GM is navigating a highly capital-intensive transition to EV and AV models while managing the cyclicality of its legacy ICE business. The severe discount against external street consensus ($94.08) is fully intentional and bridged by structurally overweighting Owner Earnings, which enforces a steep penalty for the EV transition's massive maintenance capex that unadjusted EPS multipliers ignore. Fair value range: low $28.1, high $82.0, with mid-point at $51.8.
Stock analysis
General Motors CompanyGM General Motors Company fair value $52–$82
Based on our latest independent analysis, GM looks meaningfully overvalued. The current price is $78.4 versus a composite fair-value midpoint of $51.8 (range $28.1–$82.0), which implies roughly 33.9% downside to the midpoint.
Our composite fair-value range for GM is $28.1–$82.0, with a midpoint of $51.8. The range is triangulated across multiple valuation models (discounted earnings, forward earnings scenarios, peer multiples, and where applicable owner earnings or reverse DCF) and weighted by reliability for General Motors Company's archetype.

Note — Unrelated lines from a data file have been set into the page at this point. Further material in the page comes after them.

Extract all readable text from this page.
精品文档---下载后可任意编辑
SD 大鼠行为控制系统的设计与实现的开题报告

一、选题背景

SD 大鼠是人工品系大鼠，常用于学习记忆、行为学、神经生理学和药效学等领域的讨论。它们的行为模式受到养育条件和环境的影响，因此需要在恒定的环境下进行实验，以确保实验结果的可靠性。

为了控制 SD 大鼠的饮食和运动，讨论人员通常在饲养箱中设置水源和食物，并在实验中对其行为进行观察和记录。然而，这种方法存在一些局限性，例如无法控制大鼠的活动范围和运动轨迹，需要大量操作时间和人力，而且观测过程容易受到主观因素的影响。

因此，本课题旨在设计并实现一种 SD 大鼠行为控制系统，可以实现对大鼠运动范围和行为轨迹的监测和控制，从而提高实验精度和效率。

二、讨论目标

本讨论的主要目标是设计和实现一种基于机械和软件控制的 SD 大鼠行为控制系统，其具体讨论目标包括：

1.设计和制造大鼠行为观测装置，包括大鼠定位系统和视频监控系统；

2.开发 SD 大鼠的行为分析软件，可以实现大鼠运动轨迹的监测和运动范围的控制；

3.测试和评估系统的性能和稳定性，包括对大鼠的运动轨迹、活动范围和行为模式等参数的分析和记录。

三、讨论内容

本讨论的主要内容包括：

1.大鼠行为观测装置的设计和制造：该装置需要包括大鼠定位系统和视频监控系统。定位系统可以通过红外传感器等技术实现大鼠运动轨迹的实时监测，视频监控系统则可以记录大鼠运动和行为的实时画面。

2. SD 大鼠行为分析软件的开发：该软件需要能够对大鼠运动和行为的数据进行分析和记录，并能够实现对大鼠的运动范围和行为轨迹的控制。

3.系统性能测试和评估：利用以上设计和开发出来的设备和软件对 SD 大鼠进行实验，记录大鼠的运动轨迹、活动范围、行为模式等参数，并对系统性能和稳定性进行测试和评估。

Our current rating for GM is Sell with a confidence score of 88/100. Sell. Fair value of $51.82 sits well below current trading levels of $78.41. This is independent research for educational purposes, not personalized investment advice.
The top risks our latest report flags for General Motors Company are: EV Transition Failure; ICE Pricing Collapse; Autonomous (Cruise) Write-off. The single biggest risk is EV Transition Failure: Massive capital deployed into EV platforms fails to generate adequate ROIC due to lack of consumer demand.

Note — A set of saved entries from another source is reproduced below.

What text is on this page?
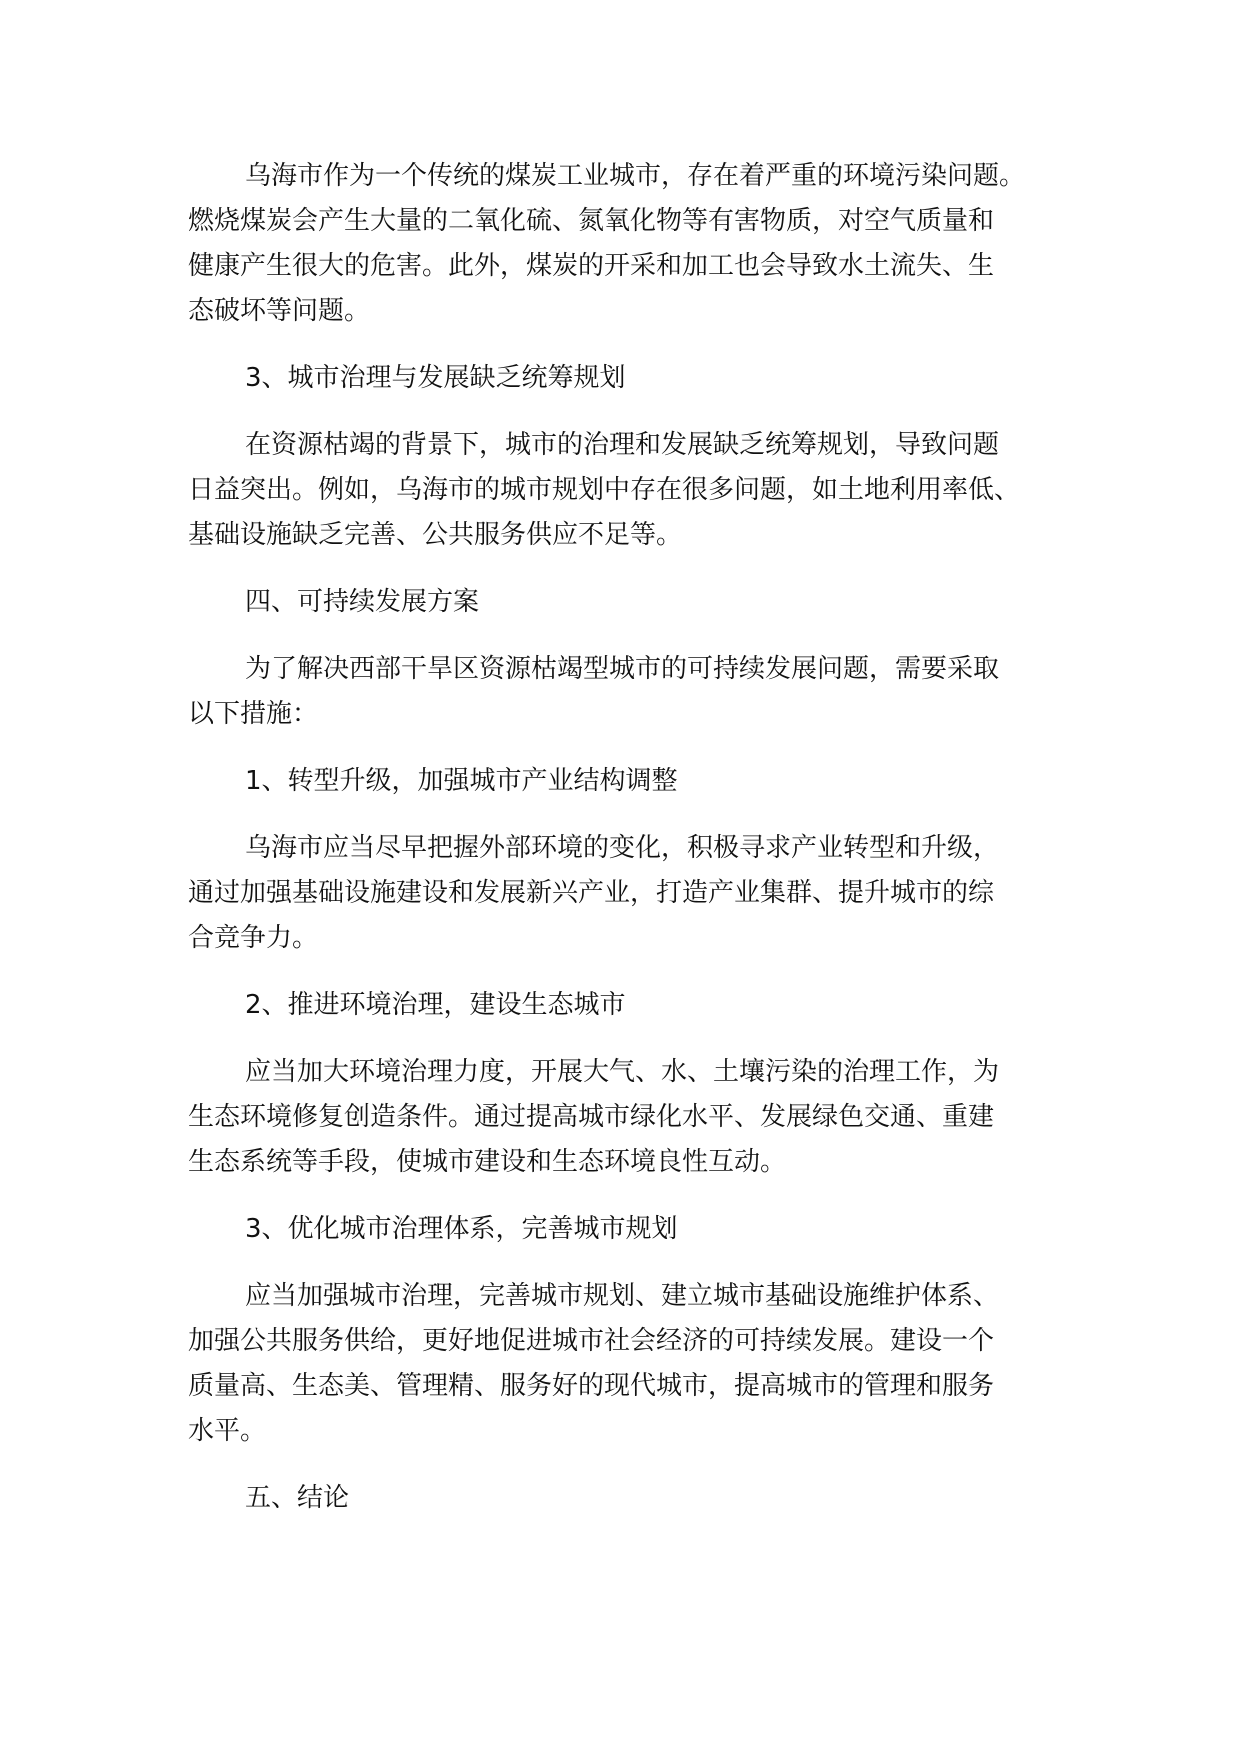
乌海市作为一个传统的煤炭工业城市，存在着严重的环境污染问题。
燃烧煤炭会产生大量的二氧化硫、氮氧化物等有害物质，对空气质量和
健康产生很大的危害。此外，煤炭的开采和加工也会导致水土流失、生
态破坏等问题。

3、城市治理与发展缺乏统筹规划

在资源枯竭的背景下，城市的治理和发展缺乏统筹规划，导致问题
日益突出。例如，乌海市的城市规划中存在很多问题，如土地利用率低、
基础设施缺乏完善、公共服务供应不足等。

四、可持续发展方案

为了解决西部干旱区资源枯竭型城市的可持续发展问题，需要采取
以下措施：

1、转型升级，加强城市产业结构调整

乌海市应当尽早把握外部环境的变化，积极寻求产业转型和升级，
通过加强基础设施建设和发展新兴产业，打造产业集群、提升城市的综
合竞争力。

2、推进环境治理，建设生态城市

应当加大环境治理力度，开展大气、水、土壤污染的治理工作，为
生态环境修复创造条件。通过提高城市绿化水平、发展绿色交通、重建
生态系统等手段，使城市建设和生态环境良性互动。

3、优化城市治理体系，完善城市规划

应当加强城市治理，完善城市规划、建立城市基础设施维护体系、
加强公共服务供给，更好地促进城市社会经济的可持续发展。建设一个
质量高、生态美、管理精、服务好的现代城市，提高城市的管理和服务
水平。

五、结论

Our current rating for GM is Sell, issued with a confidence score of 88/100 and a moat score of 3/10. The rating reflects the composite fair-value range ($28.1–$82.0) versus the current price of $78.4.
General Motors Company is classified as a cyclical stock. Archetype determines how every downstream parameter — discount rate, terminal growth, deceleration curve, terminal multiple, scenario probability weights, scorecard weights, and which valuation models are prioritized — is calibrated for GM.